検索エンジンの構成

最近情報取得に関する本を読んでいます。  検索エンジンの目的はユーザーが入力するクエリーに合う文書を調べる事です。
Issues involved in search engine architecture are:
1. Document tokenization
2. Index construction
3. Query parsing and index lookup
4. Results ordering
Tokenization involves defining an atomic unit to divide the document up for indexing. In the case of English documents, tokens are usually words, and tokenization involves splitting on whitespace between words. However, there are some edge cases, like words with apostrophes (should it's be one token or two?). In Asian languages with no spaces, how to divide up a document is a difficult question. Some machine learning-based tokenizers exist. A common technique is a k-gram tokenizer, where every k characters are treated as a token.
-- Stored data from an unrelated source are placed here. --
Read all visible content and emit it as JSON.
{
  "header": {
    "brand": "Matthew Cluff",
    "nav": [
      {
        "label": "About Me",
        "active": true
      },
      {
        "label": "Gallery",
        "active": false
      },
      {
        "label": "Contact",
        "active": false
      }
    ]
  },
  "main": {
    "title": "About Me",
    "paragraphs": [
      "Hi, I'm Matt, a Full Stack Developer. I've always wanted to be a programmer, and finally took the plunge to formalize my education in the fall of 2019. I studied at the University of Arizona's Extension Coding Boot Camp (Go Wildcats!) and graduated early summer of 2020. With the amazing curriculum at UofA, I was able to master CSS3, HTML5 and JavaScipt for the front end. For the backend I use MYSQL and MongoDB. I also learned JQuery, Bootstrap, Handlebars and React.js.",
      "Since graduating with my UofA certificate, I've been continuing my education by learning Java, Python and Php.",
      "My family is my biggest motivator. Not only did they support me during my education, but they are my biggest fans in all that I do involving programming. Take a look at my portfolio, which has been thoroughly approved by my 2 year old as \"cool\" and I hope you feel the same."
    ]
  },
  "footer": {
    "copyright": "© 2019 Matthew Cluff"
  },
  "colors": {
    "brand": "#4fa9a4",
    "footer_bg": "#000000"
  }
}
The data structure used for the dictionary can take on several forms. One is a hash table keyed on term (or term ID) and having a value of a pointer to a posting list. Another is a binary or b-tree (tree where the number of branches at each node is in a range of values), which facilitates wild-card based lookup. For example a query of "word*" would return all documents containing terms with the prefix "word". A final structure is known as a "permuterm index", which is a tree storing all rotations of every term, along with a "$" to mark the end of the term. For example, "chaos" could be stored as {chaos$, $chaos, s$chao, os$cha, aos$ch, haos$c}, so that a parser knows to read any characters to the right of "$" first and then read all characters to the left. This method facilitates queries with "*" in the center, as the query term can be rotated such that the "*" is at the end and then matched with terms in the tree (dropping the "*" first).
An index maps terms (or term IDs) to documents containing those terms. The list of terms is known as a dictionary. The basic algorithm to construct an index passes over each document, extracting all term-document ID pairs. It then sorts by term and merges all document IDs for a single term into a "postings list". Subsequently, the words for a query are looked up in the index, yeilding a set of postings lists. The algorithm searches all lists, seeking single documents containing all words in the query.
Ordering of results involves assigning scores to documents based on:
1. how many times query terms occur in them
2. how rare the query terms the document contains are
3. relative position of words in the document (i.e. words adjacent in query should be adjacent in document).